In Mala raconte la pègre romaine à partir de l’assassinat, le 19 juillet 2019, de Fabrizio Piscitelli, dit Diabolik, leader des Irriducibili, les supporters de la courbe nord du Latium, avec de graves précédents liés au trafic de drogue. Parce qu’il a décidé de partir de ce meurtre? «J’ai suivi les enquêtes dès le premier jour et j’ai décidé de faire de Piscitelli une sorte de fil conducteur dans l’histoire de ce monde, car il était assis à toutes les tables importantes du crime romain. C’était une bonne manière de décrire les grandes cliques qui la composent : la ‘Ndrangheta, les Albanais, les Casamonica. Il y a un monde à Rome dont vous n’avez aucune perception lorsque vous y vivez. Lors de l’enquête dite de Mafia Capitale, on a beaucoup parlé du mélange de politique, d’économie et de corruption. Le mien est un autre morceau de l’histoire de la ville. C’est comme s’il existait une Rome souterraine dominée par les narcos, qui a son centre dans les banlieues mais dont les ramifications atteignent Parioli, au nord de Rome. Des contextes émergent qui rappellent l’époque du gang Magliana, avec des méthodes mexicaines, notamment des enlèvements, des tortures, des tueurs à gages et beaucoup de sang. Avec d’énormes flux d’argent autour du trafic de drogue et pour lesquels éclatent des violences insoupçonnées.”

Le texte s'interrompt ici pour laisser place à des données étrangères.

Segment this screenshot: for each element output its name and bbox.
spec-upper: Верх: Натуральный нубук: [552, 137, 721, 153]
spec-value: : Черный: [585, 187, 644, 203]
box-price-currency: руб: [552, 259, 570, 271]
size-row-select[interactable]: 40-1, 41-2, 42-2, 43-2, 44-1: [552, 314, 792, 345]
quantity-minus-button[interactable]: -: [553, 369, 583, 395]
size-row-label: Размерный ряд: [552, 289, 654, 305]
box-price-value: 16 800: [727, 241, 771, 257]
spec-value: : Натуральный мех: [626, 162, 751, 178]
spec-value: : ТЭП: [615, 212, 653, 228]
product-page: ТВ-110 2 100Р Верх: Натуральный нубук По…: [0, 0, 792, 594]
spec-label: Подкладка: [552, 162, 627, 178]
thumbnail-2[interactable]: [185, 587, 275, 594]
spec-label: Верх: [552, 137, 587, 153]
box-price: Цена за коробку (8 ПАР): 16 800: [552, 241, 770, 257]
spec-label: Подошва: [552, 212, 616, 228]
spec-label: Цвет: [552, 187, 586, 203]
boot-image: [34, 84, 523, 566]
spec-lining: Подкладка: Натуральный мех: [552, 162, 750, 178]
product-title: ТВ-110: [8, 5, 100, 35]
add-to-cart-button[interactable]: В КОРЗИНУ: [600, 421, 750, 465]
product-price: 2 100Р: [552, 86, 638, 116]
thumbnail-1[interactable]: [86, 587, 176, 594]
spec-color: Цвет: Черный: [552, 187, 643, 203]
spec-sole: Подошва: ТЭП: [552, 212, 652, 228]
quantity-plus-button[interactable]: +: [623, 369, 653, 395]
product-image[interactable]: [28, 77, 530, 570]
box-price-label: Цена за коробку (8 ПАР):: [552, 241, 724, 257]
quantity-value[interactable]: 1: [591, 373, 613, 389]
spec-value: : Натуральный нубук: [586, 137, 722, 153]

Ce qui semble beaucoup la fasciner. «Je suis confronté à cela depuis longtemps. Equipage à la remorque, j’ai parlé des banlieues romaines et napolitaines. En 2012, c’est moi qui ai fait sortir Casamonica à la télévision, alors que pour Service publique J’ai réussi à me faufiler dans une descente de police : les Digos pensaient que j’étais avec les Carabiniers, les Carabiniers pensaient que je suivais la Guardia di Finanza”.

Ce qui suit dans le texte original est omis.